日本は北米・欧州等から木材を輸入していますが、製材のみならず、原材料(原木やラミナ)も供給不足に陥っています。

需給逼迫を映じて価格も高騰。もともと過去数年、価格は上昇傾向にありましたが、ウッドショックで加速しています。

国交省算出の建築工事費デフレーターは、2001年から過去20年で最低は2002年の93.8、最高は2019年の112.4です。約2割弱上昇しています。

そこからウッドショックが発生。CME取引所(シカゴ)材木先物の指標価格は昨年6月に400ドルでしたが、今年6月は約2000ドル。1年で5倍に高騰しました。

国内でも、杉柱材価格は昨年6月が1立方メートル6.7万円、今年6月は8.7万円。1年間で2万円、約1.3倍に値上がりしました。

今年に入ってからの値上がりも顕著です。欧州材は3月に同3.5万円前後でしたが、6月には約8万円。今後の輸入分については10万円という予想も聞きます。わずか半年足らずで3倍近い異常な値上がりです。

この状況を眺め、株式市場から商品市場に投機資金が流れています。

木造住宅の主な工法には、在来工法(軸組構法)、ツーバイフォー工法(枠組壁構法)、木質プレハブ工法等があります。このうち8割近いシェアの在来工法は梁と柱を組んで家の骨組みを作ります。

供給不足と値上がりが深刻なのはその梁や柱に使う輸入材。とくに梁材は柱と柱を繋ぐ横架材であり、これが入手できないと建築が進みません。

木造住宅価格に占める木材費は約1割。3000万円の住宅の場合は300万円が木材費。それがウッドショックで倍になれば、さらに300万円。つまり、3300万円になることを意味します。これでは施主は困ります。

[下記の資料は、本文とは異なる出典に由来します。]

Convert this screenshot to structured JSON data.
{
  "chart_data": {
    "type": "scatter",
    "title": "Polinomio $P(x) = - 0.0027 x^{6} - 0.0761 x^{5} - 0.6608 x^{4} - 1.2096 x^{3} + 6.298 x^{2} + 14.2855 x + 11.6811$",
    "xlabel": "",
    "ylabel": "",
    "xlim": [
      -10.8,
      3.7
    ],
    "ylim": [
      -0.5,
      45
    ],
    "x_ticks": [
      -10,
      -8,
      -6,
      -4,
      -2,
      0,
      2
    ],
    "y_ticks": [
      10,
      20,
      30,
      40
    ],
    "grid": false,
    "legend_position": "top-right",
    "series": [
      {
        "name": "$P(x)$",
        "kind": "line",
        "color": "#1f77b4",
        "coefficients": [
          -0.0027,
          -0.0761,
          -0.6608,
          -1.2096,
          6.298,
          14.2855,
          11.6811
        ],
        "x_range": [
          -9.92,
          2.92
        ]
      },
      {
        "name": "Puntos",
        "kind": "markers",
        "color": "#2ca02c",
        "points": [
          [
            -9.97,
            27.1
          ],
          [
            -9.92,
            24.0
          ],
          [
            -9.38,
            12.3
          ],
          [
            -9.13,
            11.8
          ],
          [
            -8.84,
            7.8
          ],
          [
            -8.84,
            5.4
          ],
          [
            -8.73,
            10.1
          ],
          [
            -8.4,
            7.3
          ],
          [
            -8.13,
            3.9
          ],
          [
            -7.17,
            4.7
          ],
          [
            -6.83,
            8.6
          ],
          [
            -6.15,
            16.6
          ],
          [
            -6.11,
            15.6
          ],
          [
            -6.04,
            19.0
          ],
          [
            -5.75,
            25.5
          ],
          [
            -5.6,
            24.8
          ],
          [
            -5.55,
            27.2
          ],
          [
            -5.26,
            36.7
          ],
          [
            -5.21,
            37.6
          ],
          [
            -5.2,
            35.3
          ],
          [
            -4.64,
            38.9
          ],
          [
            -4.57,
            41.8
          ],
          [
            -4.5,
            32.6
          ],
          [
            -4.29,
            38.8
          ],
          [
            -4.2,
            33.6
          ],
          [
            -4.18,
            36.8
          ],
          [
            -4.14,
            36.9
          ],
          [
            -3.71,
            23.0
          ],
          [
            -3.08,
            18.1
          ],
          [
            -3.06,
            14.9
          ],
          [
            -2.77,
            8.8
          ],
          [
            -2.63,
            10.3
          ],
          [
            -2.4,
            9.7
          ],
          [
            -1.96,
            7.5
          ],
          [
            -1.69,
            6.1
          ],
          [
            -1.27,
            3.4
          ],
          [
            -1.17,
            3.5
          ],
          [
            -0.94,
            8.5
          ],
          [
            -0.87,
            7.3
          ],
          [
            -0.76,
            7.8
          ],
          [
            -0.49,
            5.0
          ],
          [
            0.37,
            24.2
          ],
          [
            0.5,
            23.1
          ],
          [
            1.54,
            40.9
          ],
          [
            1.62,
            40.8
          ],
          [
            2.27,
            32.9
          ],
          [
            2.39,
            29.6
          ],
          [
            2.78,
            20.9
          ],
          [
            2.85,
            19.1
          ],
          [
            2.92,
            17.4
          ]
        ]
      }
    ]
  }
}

日本木造住宅産業協会の2019年調査によると、梁材の国産材比率は10%、柱材は42%です。合板81%に比べると、梁材と柱材の国産材比率の低さが際立っており、これが供給不足と価格高騰を助長しています。

国産材で梁に適した木材はカラマツですが、量が少ないと聞きます。梁は構造計算や強度に関係するため、設計上も代替が容易ではありません。

梁用輸入材は米松製材やレッドウッド(RW)集成材と呼ばれる木材ですが、ウッドショックは特にこれらの不足と価格高騰を呼んでいます。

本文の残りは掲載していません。